Status: acceptedneeds_review

Thanks for digging that out, but we're using PostgreSQL, not MySQL. However, I'm also actually curious about making this change to always search for all hits in the same /24 or /48, because I'd like to avoid making more than one database query per request. But that's another ticket, we should first get this one fixed.

I just pushed branch-17488 to my public repository and deployed that branch on https://exonerator.torproject.org/. Want to give it a try and see if there are still performance problems with any query you come up with?

comment:11 Changed 3 years ago by starlight

For future reference, the "alternate approaches" in the referenced thread (which begins with a comparative PostgreSQL observation) were specific to MYSQL. MYSQL IP address type appears intricate.

comment:12 Changed 14 months ago by iwakeh

What status do we have here?

comment:13 Changed 14 months ago by karsten

The status is that we're currently running master which has sometimes rather slow responses. I also have an improved database schema somewhere that I worked on together with Sebastian and that would likely resolve this issue.
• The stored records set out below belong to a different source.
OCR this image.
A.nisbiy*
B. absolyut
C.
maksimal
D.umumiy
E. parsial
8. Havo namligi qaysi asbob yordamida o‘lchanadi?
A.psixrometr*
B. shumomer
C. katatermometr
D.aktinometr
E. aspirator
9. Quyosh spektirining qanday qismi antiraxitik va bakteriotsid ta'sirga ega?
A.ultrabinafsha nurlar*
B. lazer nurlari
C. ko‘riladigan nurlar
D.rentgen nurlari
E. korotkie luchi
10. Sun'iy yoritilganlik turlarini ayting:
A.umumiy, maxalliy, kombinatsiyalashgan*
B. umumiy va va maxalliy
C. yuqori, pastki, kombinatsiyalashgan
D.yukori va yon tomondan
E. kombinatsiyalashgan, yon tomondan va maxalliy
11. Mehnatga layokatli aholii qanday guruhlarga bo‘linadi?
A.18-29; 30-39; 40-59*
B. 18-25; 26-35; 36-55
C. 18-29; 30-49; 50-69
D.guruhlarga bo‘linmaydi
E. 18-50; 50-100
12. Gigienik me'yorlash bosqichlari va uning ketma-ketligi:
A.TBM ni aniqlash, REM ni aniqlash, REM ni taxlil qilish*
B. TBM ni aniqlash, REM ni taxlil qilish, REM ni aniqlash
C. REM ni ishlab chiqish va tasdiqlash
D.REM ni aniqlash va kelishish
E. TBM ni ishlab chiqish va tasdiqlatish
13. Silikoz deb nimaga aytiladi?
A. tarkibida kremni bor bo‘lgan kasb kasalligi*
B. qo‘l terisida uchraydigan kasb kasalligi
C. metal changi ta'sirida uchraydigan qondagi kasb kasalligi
Oh, and we included this task in a funding proposal but might take it out of that proposal again. And there's a plan to extract the database part of ExoneraTor and merge it into a common tool together with Onionoo and the data-processing modules of Tor Metrics. All in all, maybe not the best ticket to make progress on in the near future. Lots of dependencies to other tasks.

comment:14 Changed 13 months ago by karsten

Owner: changed from karsten to metrics-team
Status: needs_reviewassigned

Handing over to metrics-team, because I'm not currently working on this.

comment:15 Changed 12 months ago by karsten

Keywords: metrics-2018 added

comment:16 Changed 12 months ago by karsten

Keywords: metrics-2017 added; metrics-2018 removed

comment:17 Changed 9 months ago by iwakeh

Keywords: metrics-2018 added; metrics-2017 removed

Will be completed in 2018.

comment:18 Changed 7 months ago by karsten

Priority: Very HighMedium
Severity: MajorNormal

This is still something we want to do, but it's not The Most Important Thing. Changing priority back to the default (medium).

comment:19 Changed 9 days ago by karsten

Resolution: fixed
Status: assignedclosed

This is finally resolved by #27356 and released in version 4.0.0. Closing.